YBR108W's sequence is 2547 kb long (SGD, 2002; <Sequence in FASTA format>). Using the Mammalian homolog option at SGD, I retrieved the following list of alignments, most of which are less than 50% identical to the portion of YBR108W that they are aligned (2002; <SGD BLAST Mammal>).

Figure 5: Screen capture of mammalian homolog results. For the most part, these alignments did not have significant E values (SGD, 2002; <SGD BLAST Mammal>).

Using the sequence provided at SGD, I performed a BLASTn search (Request ID: 1033945276-08698-20824). The two main hits (shown as long red stripes below, are the NCBI entries for YBR108W). It seems interesting that several 20-30 kb sequences within YBR108W each produced a number of alignments (NCBI, 2002; <BLASTn>). This lead me to wonder if there might be any STS's found within the YBR108W sequence. However, I did not get any matches using Electronic PCR (NCBI, 2002; <UniSTS>).

Figure 6: Screen capture of BLASTn hits. The third line of blue bars from the left had alignments with the following sequence: acaaccacaacagcaacaacaa (SGD, 2002; <BLASTn>).

SGD predicts the following protein structure for YBR108W (2002; <YBR108W Single Page Format>).:

MGFWENNKDSITSGLKSAGKYGYQGTKYVAKTGYKASKKHYNNSKARRER
KSGKKNSSDEEYDSEDEMEYERKPTDIRSLKDPKSFPPPPLKPGQKTYTG
QQQQQMPNGQASYAFQGAYQGQPGAGSTEQSQYAQPQYNQYPQQQLQQGV
MPQQQQLQQGVVPQQPPIYGEQVPPYGSNSNATSYQSLPQQNQPQNAIPS
QVSLNSASQQSTGFVSQNLQYGTQSSNPAPSPSFQNGLQCHQQPQYVSHG
STNLGQSQFPSGQQQQPTTQFGQQVLPSPAQPQQQQQGQPLPPPRGQVIL
PAPGEPLSNGFGQQQQQQQQQQQPLNQNNALLPQMNVEGVSGMAAVQPVY
GQAMSSTTNMQDSNPSYGASPMQGQPPVGGQPPVPVRMQPQPPQPMQQGN
IYPIEPSLDSTGSTPHFEVTPFDPDAPAPKPKIDIPTVDVSSLPPPPTHR
DRGAVVHQEPAPSGKIQPNTTSSAASLPAKHSRTTTADNERNSGNKENDE
STSKSSILGHYDVDANIMPPPKPFRHGLDSVPSEHTTKNAPERAVPILPP
RNNVEPPPPPSRGNFERTESVLSTNAANVQEDPISNFLPPPKPFRHTETK
QNQNSKASPVEMKGEVLPGHPSEEDRNVEPSLVPQSKPQSQSQFRRAHME
TQPIQNFQPPPKPFRRSQSSNSSDSSYTIDGPEANHGRGRGRIAKHHDGD
EYNPKSENSTENGRLGDAPNSFIRKRAPTPPAPSRSEKLHEGTITSEVDS
SKDANKYEKSIPPVTSSIQAQQSTKKAPPPVVKPKPRNFSLKANEYPKEL
TREATGQDEVLNSITNELSHIKLRKTNVNLEKLGGSKKVKTLALFPQI

This sequence contains 848 residues. I performed a BLASTp search using this sequence, and received the alignment shown in Figure 7. The only significant hit was the entry for the protein sequence predicted for YBR108W. The second largest hit was for Zinc metalloprotease in Streptococcus pneumoniae (NCBI, 2002; <BLASTp>; Request ID: 1033962783-025846-19786).

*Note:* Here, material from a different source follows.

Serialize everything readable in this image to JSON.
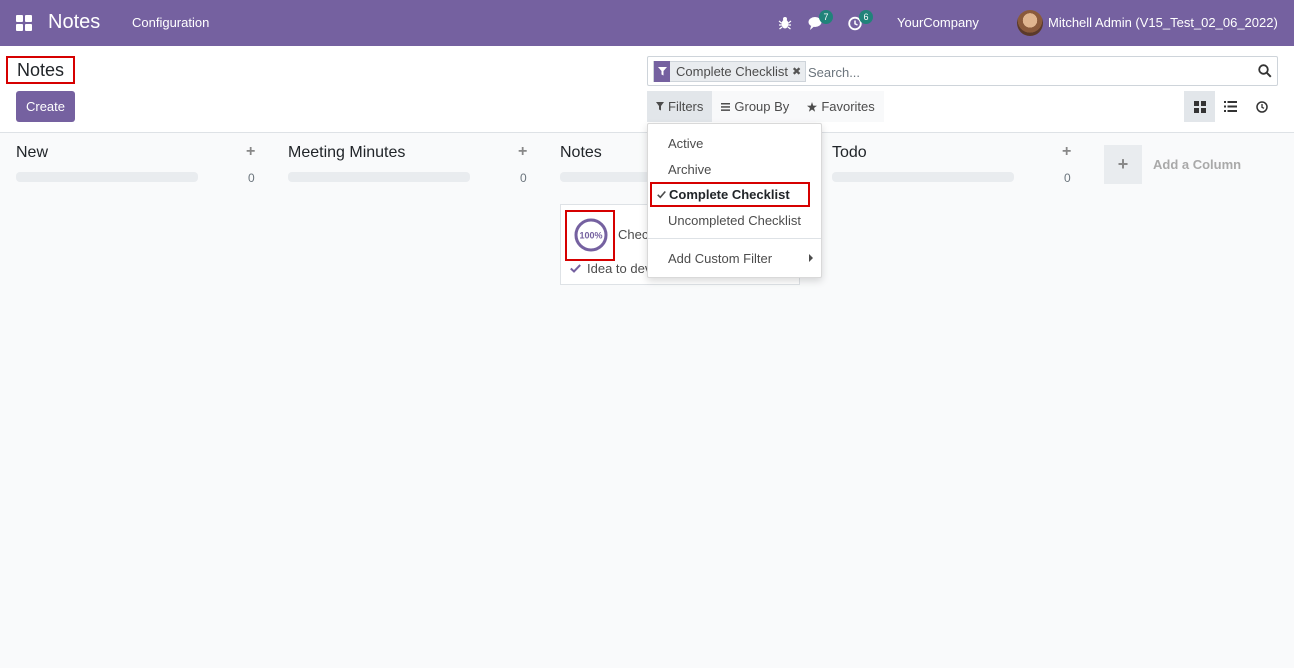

Figure 7: Screen capture of alignments retrieved from BLASTp search of YBR108W's predicted protein sequence (NCBI, 2002; <BLASTp>).

I submitted the protein sequence to PREDATOR for prediction of secondary structure (PBIL, 2002; <PREDATOR NPS@>). It shows that the predicted structure is over 85% random coil, and about 10% alpha helix.

Figure 8: Screen capture received from PREDATOR analysis of secondary structure (PBIL, 2002; <PREDATOR NPS@>).

My next step was to enter the predicted amino acid sequence into a web program that produces a Kyte-Doolittle hydropathy plot. The graph shown in Figure 9 is the plot that the sequence produced. According to interpretation information provided on the page, strong negative peaks are an indicator of a globular protein (Johnson, et al. 2002; <Kyte-Doolittle Entry Form>).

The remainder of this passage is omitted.